Tom «Hematoma» Cloudman podría haber interpretado su última escena de riesgo. El gran especialista de la acrobacia fallida, al que la policía local busca por haber destrozado numerosos vallados de jardines y los escaparates de algunas tiendas con su incontrolable volquete, lleva desaparecido varias semanas. Los restos de su «vehículo» se encontraron en el arcén de una carretera. Él podría estar hospitalizado en estado grave. Hay quien afirma que Tom Cloudman habría escenificado el accidente para abandonar el país. «En estos momentos, actúa en el extranjero y está en plena forma», sostienen algunas personas. Puesto que Tom Cloudman aparecía sistemáticamente enmascarado y nunca reveló su auténtica identidad, nadie está en condiciones de saber dónde se encuentra el peor especialista del mundo.

—¿No será usted este Tom Cloudman? —me pregunta la enfermera.

—Mucho me temo que sí...

—En ese caso... ¡tengo la exclusiva! Cobraremos por las visitas —dice, con esa amabilidad algo rancia, típica de las vecinas ancianas expertas en comentarios sobre el tiempo.

Yo no estoy seguro de que me apetezca que la gente me vea con el pijama del hospital. Ya es hora de que acabe de emplumar mi traje de pájaro.

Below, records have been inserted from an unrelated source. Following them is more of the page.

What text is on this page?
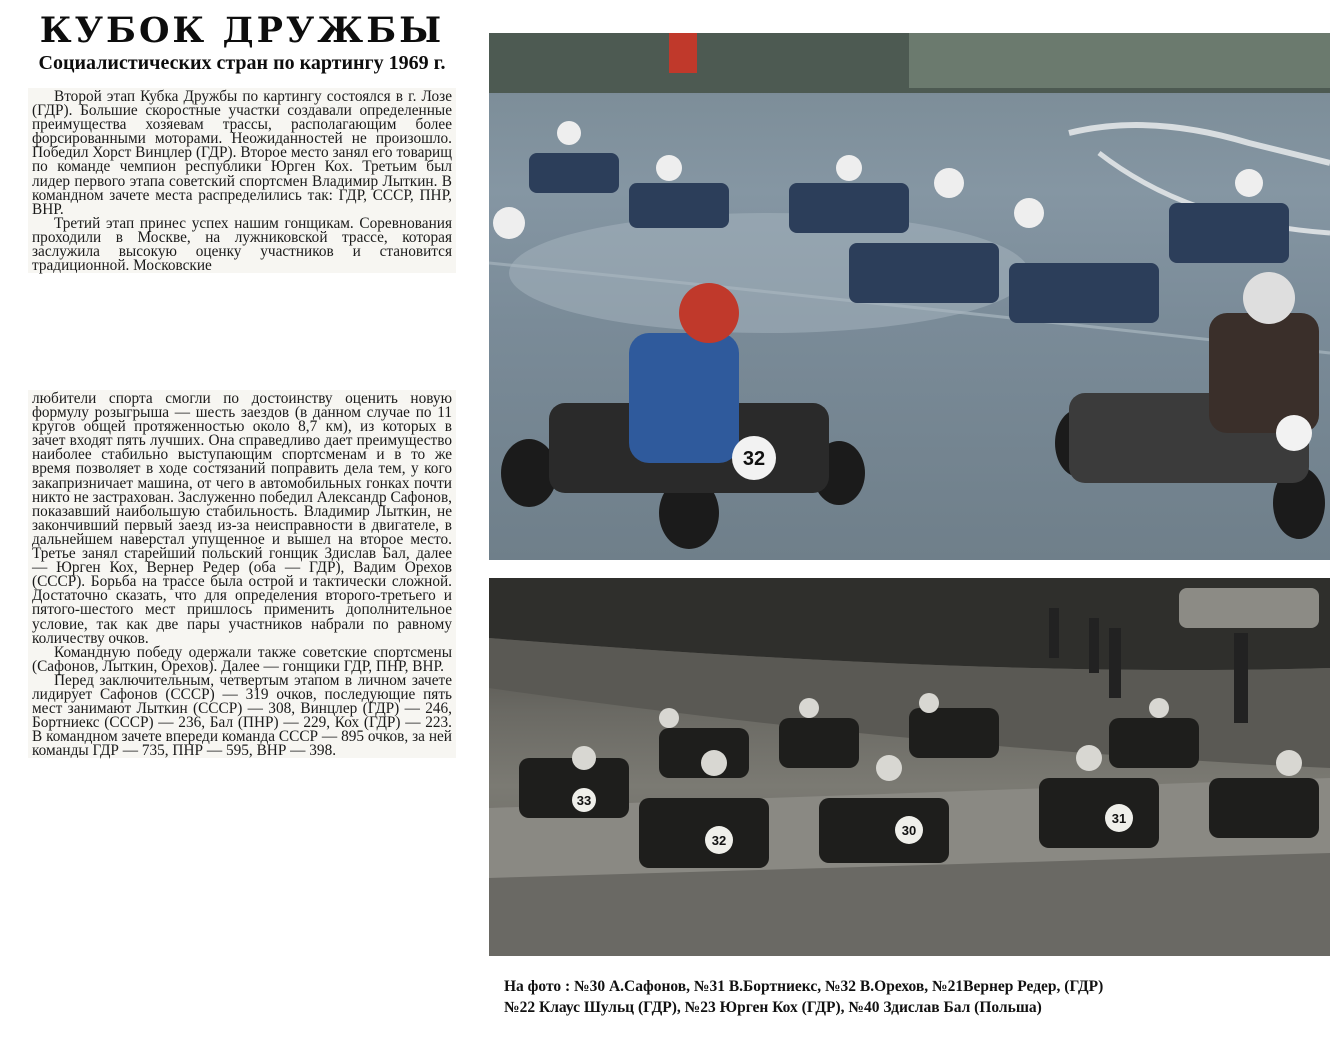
КУБОК ДРУЖБЫ
Социалистических стран по картингу 1969 г.

Второй этап Кубка Дружбы по картингу состоялся в г. Лозе (ГДР). Большие скоростные участки создавали определенные преимущества хозяевам трассы, располагающим более форсированными моторами. Неожиданностей не произошло. Победил Хорст Винцлер (ГДР). Второе место занял его товарищ по команде чемпион республики Юрген Кох. Третьим был лидер первого этапа советский спортсмен Владимир Лыткин. В командном зачете места распределились так: ГДР, СССР, ПНР, ВНР.

Третий этап принес успех нашим гонщикам. Соревнования проходили в Москве, на лужниковской трассе, которая заслужила высокую оценку участников и становится традиционной. Московские

любители спорта смогли по достоинству оценить новую формулу розыгрыша — шесть заездов (в данном случае по 11 кругов общей протяженностью около 8,7 км), из которых в зачет входят пять лучших. Она справедливо дает преимущество наиболее стабильно выступающим спортсменам и в то же время позволяет в ходе состязаний поправить дела тем, у кого закапризничает машина, от чего в автомобильных гонках почти никто не застрахован. Заслуженно победил Александр Сафонов, показавший наибольшую стабильность. Владимир Лыткин, не закончивший первый заезд из-за неисправности в двигателе, в дальнейшем наверстал упущенное и вышел на второе место. Третье занял старейший польский гонщик Здислав Бал, далее — Юрген Кох, Вернер Редер (оба — ГДР), Вадим Орехов (СССР). Борьба на трассе была острой и тактически сложной. Достаточно сказать, что для определения второго-третьего и пятого-шестого мест пришлось применить дополнительное условие, так как две пары участников набрали по равному количеству очков.

Командную победу одержали также советские спортсмены (Сафонов, Лыткин, Орехов). Далее — гонщики ГДР, ПНР, ВНР.

Перед заключительным, четвертым этапом в личном зачете лидирует Сафонов (СССР) — 319 очков, последующие пять мест занимают Лыткин (СССР) — 308, Винцлер (ГДР) — 246, Бортниекс (СССР) — 236, Бал (ПНР) — 229, Кох (ГДР) — 223. В командном зачете впереди команда СССР — 895 очков, за ней команды ГДР — 735, ПНР — 595, ВНР — 398.

32
32
30
31
33
На фото : №30 А.Сафонов, №31 В.Бортниекс, №32 В.Орехов, №21Вернер Редер, (ГДР)
№22 Клаус Шульц (ГДР), №23 Юрген Кох (ГДР), №40 Здислав Бал (Польша)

Me he visto obligado a perfeccionar mi técnica de pillaje de plumas: dejaba demasiadas tiradas por los pasillos. Ahora voy de caza armado con las fundas de mis almohadas vacías, y las relleno frenéticamente. Aprendo a caminar sin hacer ruido, como si estuviera subido en unas almohadillas. Tengo localizadas las puertas que chirrían y a los enfermos de sueño ligero. Eso no evita que, de vez en cuando, me tropiece con una tele o con un catéter mal situado. De vuelta en mi habitación, me dedico a pegar las plumas una a una con esparadrapo. Me deleito con este juego de reconstrucción. Pronto las alas empezarán a parecer alas. Incluso podré ir a visitar al famoso Victor.

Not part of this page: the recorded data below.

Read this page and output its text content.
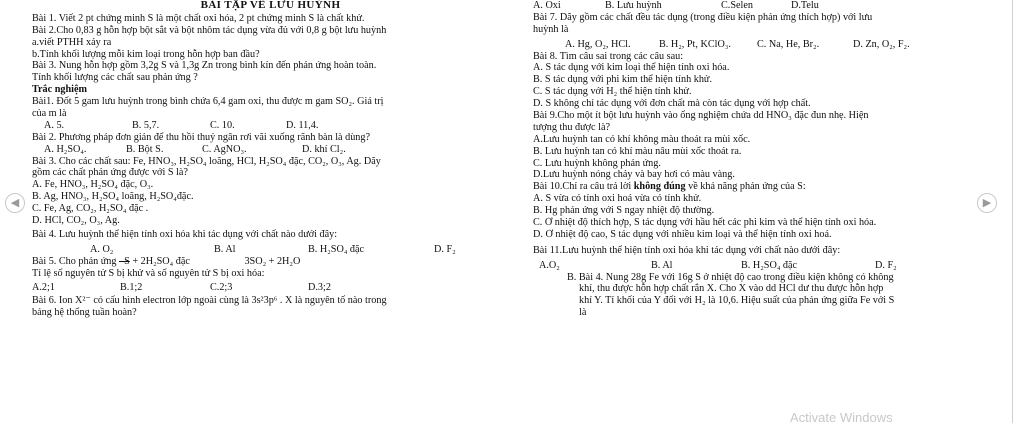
BÀI TẬP VỀ LƯU HUỲNH
Bài 1. Viết 2 pt chứng minh S là một chất oxi hóa, 2 pt chứng minh S là chất khử.
Bài 2.Cho 0,83 g hỗn hợp bột sắt và bột nhôm tác dụng vừa đủ với 0,8 g bột lưu huỳnh
a.viết PTHH xảy ra
b.Tính khối lượng mỗi kim loại trong hỗn hợp ban đầu?
Bài 3. Nung hỗn hợp gồm 3,2g S và 1,3g Zn trong bình kín đến phản ứng hoàn toàn.
Tính khối lượng các chất sau phản ứng ?
Trắc nghiệm
Bài1. Đốt 5 gam lưu huỳnh trong bình chứa 6,4 gam oxi, thu được m gam SO₂. Giá trị
của m là
A. 5.	B. 5,7.	C. 10.	D. 11,4.
Bài 2. Phương pháp đơn giản để thu hồi thuỷ ngân rơi vãi xuống rãnh bàn là dùng?
A. H₂SO₄.	B. Bột S.	C. AgNO₃.	D. khí Cl₂.
Bài 3. Cho các chất sau: Fe, HNO₃, H₂SO₄ loãng, HCl, H₂SO₄ đặc, CO₂, O₃, Ag. Dãy
gồm các chất phản ứng được với S là?
A. Fe, HNO₃, H₂SO₄ đặc, O₃.
B. Ag, HNO₃, H₂SO₄ loãng, H₂SO₄đặc.
C. Fe, Ag, CO₂, H₂SO₄ đặc .
D. HCl, CO₂, O₃, Ag.
Bài 4. Lưu huỳnh thể hiện tính oxi hóa khi tác dụng với chất nào dưới đây:
A. O₂	B. Al	B. H₂SO₄ đặc	D. F₂
Bài 5. Cho phản ứng –S + 2H₂SO₄ đặc	3SO₂ + 2H₂O
Tỉ lệ số nguyên tử S bị khử và số nguyên tử S bị oxi hóa:
A.2;1	B.1;2	C.2;3	D.3;2
Bài 6. Ion X²⁻ có cấu hình electron lớp ngoài cùng là 3s²3p⁶ . X là nguyên tố nào trong
bảng hệ thống tuần hoàn?
A. Oxi	B. Lưu huỳnh	C.Selen	D.Telu
Bài 7. Dãy gồm các chất đều tác dụng (trong điều kiện phản ứng thích hợp) với lưu
huỳnh là
A. Hg, O₂, HCl.	B. H₂, Pt, KClO₃.	C. Na, He, Br₂.	D. Zn, O₂, F₂.
Bài 8. Tìm câu sai trong các câu sau:
A. S tác dụng với kim loại thể hiện tính oxi hóa.
B. S tác dụng với phi kim thể hiện tính khử.
C. S tác dụng với H₂ thể hiện tính khử.
D. S không chỉ tác dụng với đơn chất mà còn tác dụng với hợp chất.
Bài 9.Cho một ít bột lưu huỳnh vào ống nghiệm chứa dd HNO₃ đặc đun nhẹ. Hiện
tượng thu được là?
A.Lưu huỳnh tan có khí không màu thoát ra mùi xốc.
B. Lưu huỳnh tan có khí màu nâu mùi xốc thoát ra.
C. Lưu huỳnh không phản ứng.
D.Lưu huỳnh nóng chảy và bay hơi có màu vàng.
Bài 10.Chỉ ra câu trả lời không đúng về khả năng phản ứng của S:
A. S vừa có tính oxi hoá vừa có tính khử.
B. Hg phản ứng với S ngay nhiệt độ thường.
C. Ở nhiệt độ thích hợp, S tác dụng với hầu hết các phi kim và thể hiện tính oxi hóa.
D. Ở nhiệt độ cao, S tác dụng với nhiều kim loại và thể hiện tính oxi hoá.
Bài 11.Lưu huỳnh thể hiện tính oxi hóa khi tác dụng với chất nào dưới đây:
A.O₂	B. Al	B. H₂SO₄ đặc	D. F₂
B. Bài 4. Nung 28g Fe với 16g S ở nhiệt độ cao trong điều kiện không có không
khí, thu được hỗn hợp chất rắn X. Cho X vào dd HCl dư thu được hỗn hợp
khí Y. Tỉ khối của Y đối với H₂ là 10,6. Hiệu suất của phản ứng giữa Fe với S
là
◀	▶
Activate Windows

Una madrugada, cuando regreso a mi prisión guateada, me encuentro dos almohadas cuidadosamente colocadas encima de mi cama. Son grandes y mullidas, y al trasluz se ve que están rellenas de plumas rojas. Apoyo en ellas la cabeza con tanto cuidado como lo haría con un huevo en un nido de garcetas. Me acurruco todo contento en mis propios brazos. Intento imaginar quién podría ser tan bondadoso como para ocuparse de cambiar mis almohadas en plena noche. ¿Será alguien que me haya identificado por el artículo del periódico? Mi cuerpo se relaja y deja que mi mente vague entre preciosas quimeras.

Me resulta imposible decidirme a destripar ese nido de lujo. Pero necesito más plumas. La música fría de las máquinas para seguir vivo resuena por el pasillo del hospital. Observo las alas y no puedo dejar de imaginarlas cubiertas por ese misterioso plumón de color carmín. Al final, destripo las almohadas. Tesoros de dulzura sedosa con los que me apresuro a decorar mis alas ahora bicolores. Mi reflejo en la ventana mejora. Agito las alas y estas me regalan un susurro mucho más delicado que el de ayer. Decido ir otra vez a robar al pasillo. Creo que aún me quedan algunos minutos antes de la hora fatídica. Caminando de puntillas, abro la puerta. La penumbra se embellece de reflejos caleidoscópicos. Tendría que haber apuntado el número de las habitaciones que he asaltado esta noche, ya no sé por cuál decidirme para mi siguiente ratería. Contengo el aliento y me dirijo hacia el extremo del pasillo. Generalmente, no me aventuro hasta allí. Tengo la impresión de que alguien me espía.

—¡Buenos días! —me suelta una voz aflautada.

Doy un respingo, me vuelvo y descubro a un hombrecito de unos diez años encaramado a un carrito de comidas. Su cabeza rapada, sus ojos nubes y las migajas de su sonrisa son como las brasas de una luna a la que se obliga a madrugar mucho.

—Buenos días... —le respondo, perplejo.

—Anoche ya le vi pasar por el pasillo con las alas. ¿Es usted Tom Cloudman, el superhéroe?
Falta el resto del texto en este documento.